Associate Professor Maneka Sinha, director of the University of Maryland Francis King Carey School of Law Criminal Defense Clinic, has been named a 2023-2024 Bellow Scholar by the Association of American Law Schools (AALS).
The highly competitive Bellow Scholars Program recognizes and supports the research projects of clinical law professors that reflect the ideals of Professor Gary Bellow, a pioneering founder of modern clinical legal education.
Every two years, the Bellow Scholars Committee seeks innovative project proposals from clinical legal educators designed to improve the quality of justice in communities, enhance the delivery of legal services, and promote economic and social justice.
Sinha’s project, Reliability and Automated Suspicion, will explore whether courts meaningfully address the reliability of policing technologies in Fourth Amendment reasonable suspicion and probable cause determinations through an analysis of hundreds of state and federal opinions.
“I’m tremendously honored to have been selected as a 2023-2024 Bellow Scholar,” said Sinha. “It is particularly meaningful to be selected for an honor named for Gary Bellow, who was a lifelong advocate for access to justice and an innovator in clinical legal education, and who started his career as a public defender right where I started mine, at the Public Defender Service for the District of Columbia (then called the Legal Aid Agency). I am looking forward to learning from the other scholars in my cohort, whose work is important and inspiring, and from the brilliant Bellow Scholars who came before me.”
Sinha and the four other scholars in this year’s cohort will make their first presentations at the AALS Clinical Conference in San Francisco at the end of April.
Sinha joined the University of Maryland Carey School of Law in 2019 to re-launch the Criminal Defense Clinic. She has extensive experience in criminal litigation and is recognized for her expertise in forensic science. Sinha’s research interests explore the intersection of forensic science evidence and outcomes in criminal cases.
She is the author of “Junk Science at Sentencing” in the George Washington Law Review, “Radically Reimagining Forensic Evidence” in the Alabama Law Review, and “The Dangers of Automated Gunshot Detection” in the Journal of Law & Innovation.

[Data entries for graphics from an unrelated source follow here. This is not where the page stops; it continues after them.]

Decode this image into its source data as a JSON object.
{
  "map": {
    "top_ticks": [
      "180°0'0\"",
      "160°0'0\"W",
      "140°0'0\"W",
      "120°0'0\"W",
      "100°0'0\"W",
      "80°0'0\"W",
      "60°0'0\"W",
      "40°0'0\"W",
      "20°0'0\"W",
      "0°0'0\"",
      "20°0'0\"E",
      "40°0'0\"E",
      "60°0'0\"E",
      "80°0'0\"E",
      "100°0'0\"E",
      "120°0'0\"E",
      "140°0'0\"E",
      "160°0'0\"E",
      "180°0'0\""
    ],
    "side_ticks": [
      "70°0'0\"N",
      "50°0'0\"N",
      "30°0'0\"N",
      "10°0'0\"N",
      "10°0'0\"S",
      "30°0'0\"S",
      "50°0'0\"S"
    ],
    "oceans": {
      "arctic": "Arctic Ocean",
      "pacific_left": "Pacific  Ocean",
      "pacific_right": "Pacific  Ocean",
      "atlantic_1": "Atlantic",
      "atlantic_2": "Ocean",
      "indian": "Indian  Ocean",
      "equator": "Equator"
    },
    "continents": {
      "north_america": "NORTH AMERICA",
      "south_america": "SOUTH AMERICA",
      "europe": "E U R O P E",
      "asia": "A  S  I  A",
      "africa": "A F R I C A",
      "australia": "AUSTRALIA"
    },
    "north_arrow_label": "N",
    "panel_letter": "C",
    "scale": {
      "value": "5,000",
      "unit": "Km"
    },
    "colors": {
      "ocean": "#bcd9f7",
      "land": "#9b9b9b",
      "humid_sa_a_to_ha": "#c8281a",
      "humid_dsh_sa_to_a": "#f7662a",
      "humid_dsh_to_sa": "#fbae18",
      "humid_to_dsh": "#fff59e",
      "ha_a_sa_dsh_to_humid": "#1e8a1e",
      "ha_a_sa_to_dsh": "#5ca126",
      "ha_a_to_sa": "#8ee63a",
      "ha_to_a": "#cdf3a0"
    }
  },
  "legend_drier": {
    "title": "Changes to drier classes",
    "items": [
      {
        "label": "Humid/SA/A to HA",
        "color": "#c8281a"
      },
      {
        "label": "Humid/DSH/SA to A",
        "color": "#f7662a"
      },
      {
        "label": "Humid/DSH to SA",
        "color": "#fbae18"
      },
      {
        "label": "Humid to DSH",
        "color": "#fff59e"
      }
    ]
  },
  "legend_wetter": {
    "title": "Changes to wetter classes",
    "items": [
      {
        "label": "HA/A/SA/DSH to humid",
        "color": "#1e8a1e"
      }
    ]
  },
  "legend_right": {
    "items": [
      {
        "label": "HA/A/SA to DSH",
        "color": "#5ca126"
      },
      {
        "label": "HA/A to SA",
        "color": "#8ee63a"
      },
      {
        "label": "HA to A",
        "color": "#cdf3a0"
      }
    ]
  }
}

Prior to joining the law school, Sinha spent 10 years at the renowned Public Defender Service for the District of Columbia where she served as senior advisor to the agency’s director on forensic science issues and represented indigent clients charged with the most serious crimes in the District of Columbia, including complex homicides and sexual assaults. She also served as head of the agency’s nationally recognized Forensic Practice Group, training and supervising lawyers involved in forensic science litigation locally and nationwide, while also personally litigating highly complex and novel forensic science issues.
Sinha holds a JD from New York University School of Law and a BS in mechanical engineering from the University of California, Berkeley. She was named the 2021 Public Sector Trailblazer of the year by the South Asian Bar Association of Washington, D.C.